Mental Health
Mental Health 2
Ananya Tadikonda (she/her/hers)
Undergraduate Student
The University of North Carolina at Chapel Hill, Gillings School of Global Public Health
Boyds, Maryland, United States
With rising rates of youth mental illness, >60% receive no treatment, and minority and low income youth are disproportionately impacted. The AAP recommends depression screening for ages 12+; however, connecting youth to follow-up is often difficult. Schools are an underutilized equity-promoting setting for services with minimized transportation barriers. Youth are 6 times more likely to complete school-based vs community-based therapy, though reimbursement is often a barrier.
Objective: 1) Identify barriers and facilitators for pediatricians to screen for depression and develop follow-up plans and 2) Examine policies affecting reimbursement and access to behavioral health supports in schools.
Design/Methods:
Using the Consolidated Framework for Implementation Research, we examined the internal context by analyzing 11 semi-structured interviews with pediatricians on screening for and managing depression. To investigate the external context, we reviewed Medicaid policies for school-based mental health services and related CMS guidance. Policy prescriptions are refined through qualitative interviews with leading field experts.

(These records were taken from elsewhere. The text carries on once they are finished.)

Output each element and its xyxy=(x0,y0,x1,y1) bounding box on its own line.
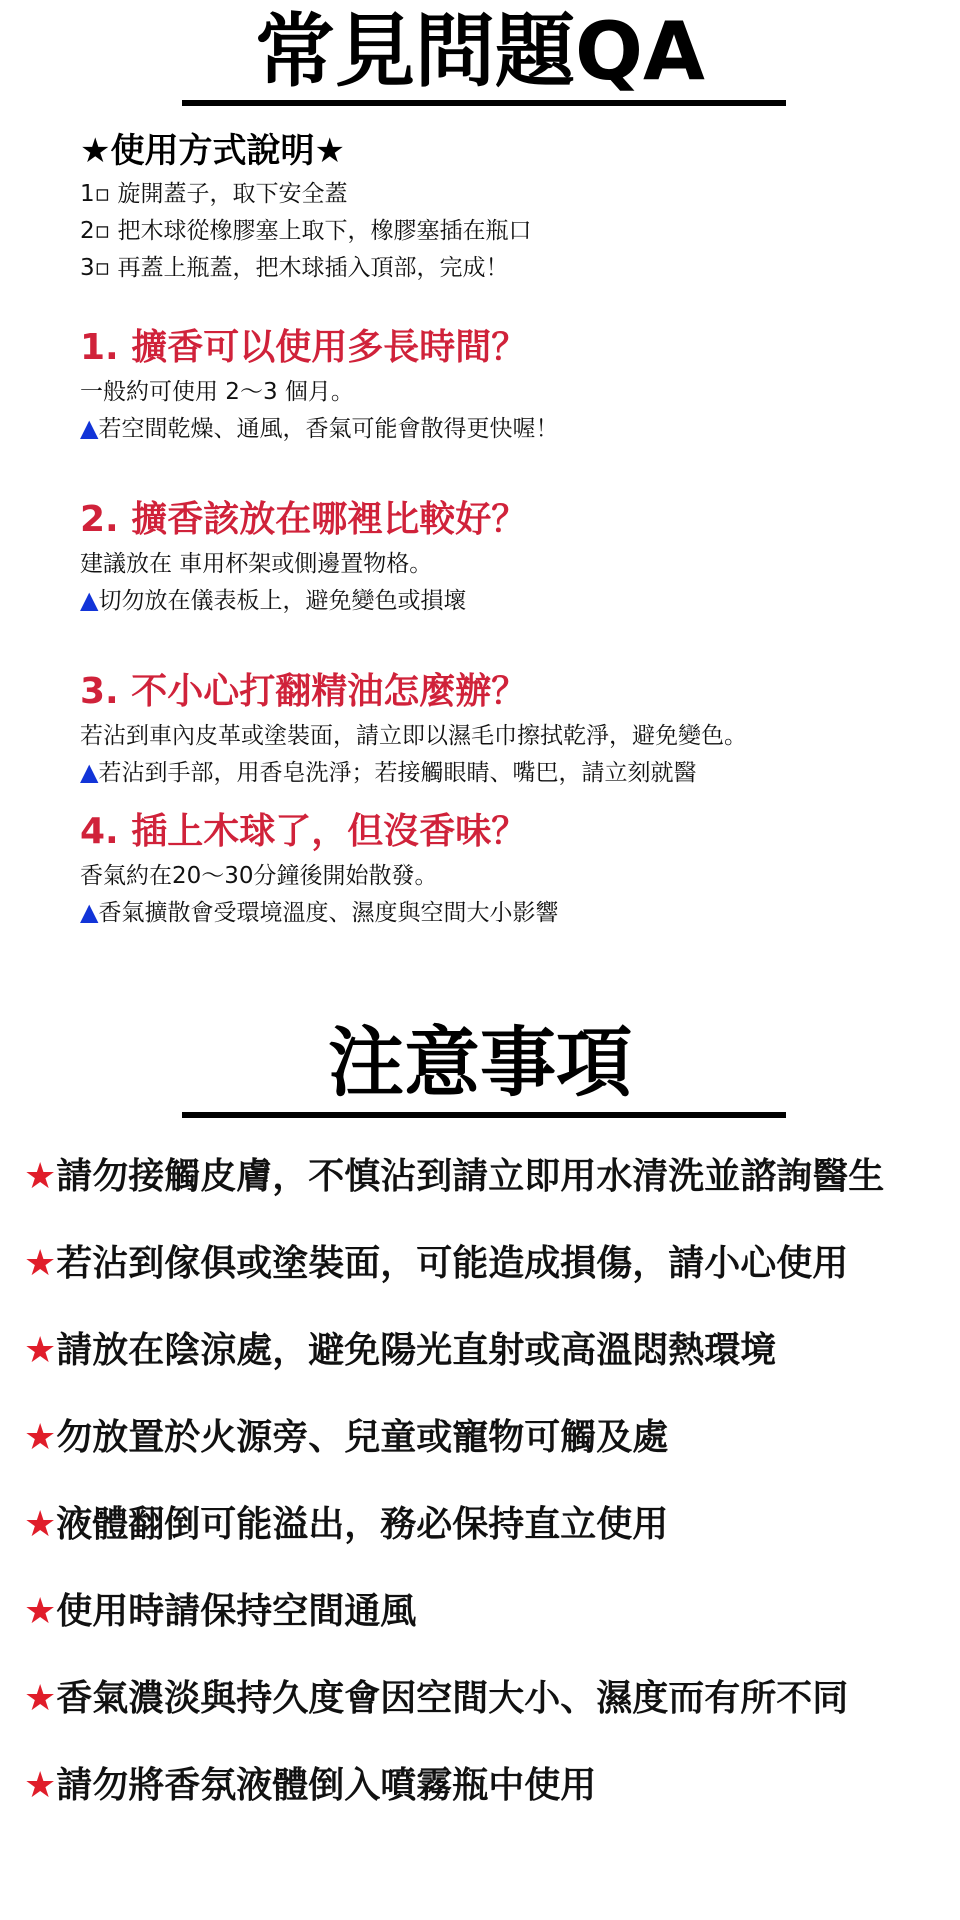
notice-item-text: 請勿接觸皮膚，不慎沾到請立即用水清洗並諮詢醫生 xyxy=(56,1156,885,1197)
faq-note xyxy=(80,894,900,931)
faq-answer: 一般約可使用 2～3 個月。 xyxy=(80,379,354,405)
star-icon: ★ xyxy=(24,1243,57,1284)
notice-item xyxy=(24,1500,944,1550)
star-icon: ★ xyxy=(24,1678,57,1719)
usage-step: 1▫ 旋開蓋子，取下安全蓋 xyxy=(80,181,348,207)
usage-heading: ★使用方式說明★ xyxy=(80,131,345,171)
faq-item-1 xyxy=(80,322,900,447)
star-icon: ★ xyxy=(24,1417,57,1458)
faq-question: 2. 擴香該放在哪裡比較好？ xyxy=(80,499,528,540)
usage-step: 2▫ 把木球從橡膠塞上取下，橡膠塞插在瓶口 xyxy=(80,218,532,244)
notice-item xyxy=(24,1326,944,1376)
faq-answer: 香氣約在20～30分鐘後開始散發。 xyxy=(80,863,438,889)
faq-title-underline xyxy=(182,100,786,106)
star-icon: ★ xyxy=(24,1591,57,1632)
notice-item xyxy=(24,1761,944,1811)
faq-item-2 xyxy=(80,494,900,619)
notice-item-text: 香氣濃淡與持久度會因空間大小、濕度而有所不同 xyxy=(56,1678,849,1719)
faq-question: 4. 插上木球了，但沒香味？ xyxy=(80,811,528,852)
triangle-icon: ▲ xyxy=(80,758,99,786)
notice-item xyxy=(24,1239,944,1289)
faq-item-3 xyxy=(80,666,900,791)
faq-note-text: 若空間乾燥、通風，香氣可能會散得更快喔！ xyxy=(98,416,559,442)
notice-item xyxy=(24,1587,944,1637)
notice-item xyxy=(24,1152,944,1202)
star-icon: ★ xyxy=(24,1504,57,1545)
faq-note-text: 香氣擴散會受環境溫度、濕度與空間大小影響 xyxy=(98,900,559,926)
notice-item-text: 請放在陰涼處，避免陽光直射或高溫悶熱環境 xyxy=(56,1330,777,1371)
notice-item-text: 使用時請保持空間通風 xyxy=(56,1591,417,1632)
notice-title-underline xyxy=(182,1112,786,1118)
faq-note xyxy=(80,582,900,619)
faq-note xyxy=(80,754,900,791)
faq-note xyxy=(80,410,900,447)
usage-section xyxy=(80,126,900,287)
triangle-icon: ▲ xyxy=(80,414,99,442)
notice-item xyxy=(24,1674,944,1724)
usage-step: 3▫ 再蓋上瓶蓋，把木球插入頂部，完成！ xyxy=(80,255,509,281)
notice-title: 注意事項 xyxy=(328,1018,632,1107)
faq-item-4 xyxy=(80,806,900,931)
faq-question: 1. 擴香可以使用多長時間？ xyxy=(80,327,528,368)
notice-item-text: 請勿將香氛液體倒入噴霧瓶中使用 xyxy=(56,1765,597,1806)
faq-question: 3. 不小心打翻精油怎麼辦？ xyxy=(80,671,528,712)
notice-item-text: 若沾到傢俱或塗裝面，可能造成損傷，請小心使用 xyxy=(56,1243,849,1284)
star-icon: ★ xyxy=(24,1330,57,1371)
star-icon: ★ xyxy=(24,1765,57,1806)
notice-item xyxy=(24,1413,944,1463)
faq-note-text: 切勿放在儀表板上，避免變色或損壞 xyxy=(98,588,467,614)
star-icon: ★ xyxy=(24,1156,57,1197)
faq-note-text: 若沾到手部，用香皂洗淨；若接觸眼睛、嘴巴，請立刻就醫 xyxy=(98,760,697,786)
faq-title: 常見問題QA xyxy=(255,5,705,98)
triangle-icon: ▲ xyxy=(80,898,99,926)
faq-answer: 若沾到車內皮革或塗裝面，請立即以濕毛巾擦拭乾淨，避免變色。 xyxy=(80,723,747,749)
notice-item-text: 液體翻倒可能溢出，務必保持直立使用 xyxy=(56,1504,669,1545)
triangle-icon: ▲ xyxy=(80,586,99,614)
faq-answer: 建議放在 車用杯架或側邊置物格。 xyxy=(80,551,433,577)
notice-item-text: 勿放置於火源旁、兒童或寵物可觸及處 xyxy=(56,1417,669,1458)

Results: Pediatricians identified fewer barriers to screening than in referring to services. Barriers to follow-up included inadequate mental health insurance coverage, overburdened mental health systems, and absence of language-concordant providers. Across states, 17 expanded Medicaid coverage in schools, and 48 reimburse for at least 1 type of behavioral health staff.
Based on our findings, the following are likely to improve access to mental health services in schools:
1. No wrong door approach: Provide opportunities for Medicaid enrollment and referral for care management through schools
2. Standardize coverage: Develop standardized school mental health benefits that are required in Medicaid contracts and recommended for private insurers, inclusive of preventive services (e.g., teaching mindfulness)
3. Reduce administrative burden: Offer centralized school health documentation systems and eliminate duplicative requirements; centralize school credentialing and billing across health plans
4. Increase reimbursement: For school-based mental health services, including through novel funding sources (e.g., tax revenue from marijuana sales in Colorado)
Conclusion(s): Strengthening behavioral health services in schools is an approach that pediatric providers could leverage for follow-up for children who screen positive for mental health issues. Policy changes that facilitate reimbursement of school-based mental health services can improve management and advance equity.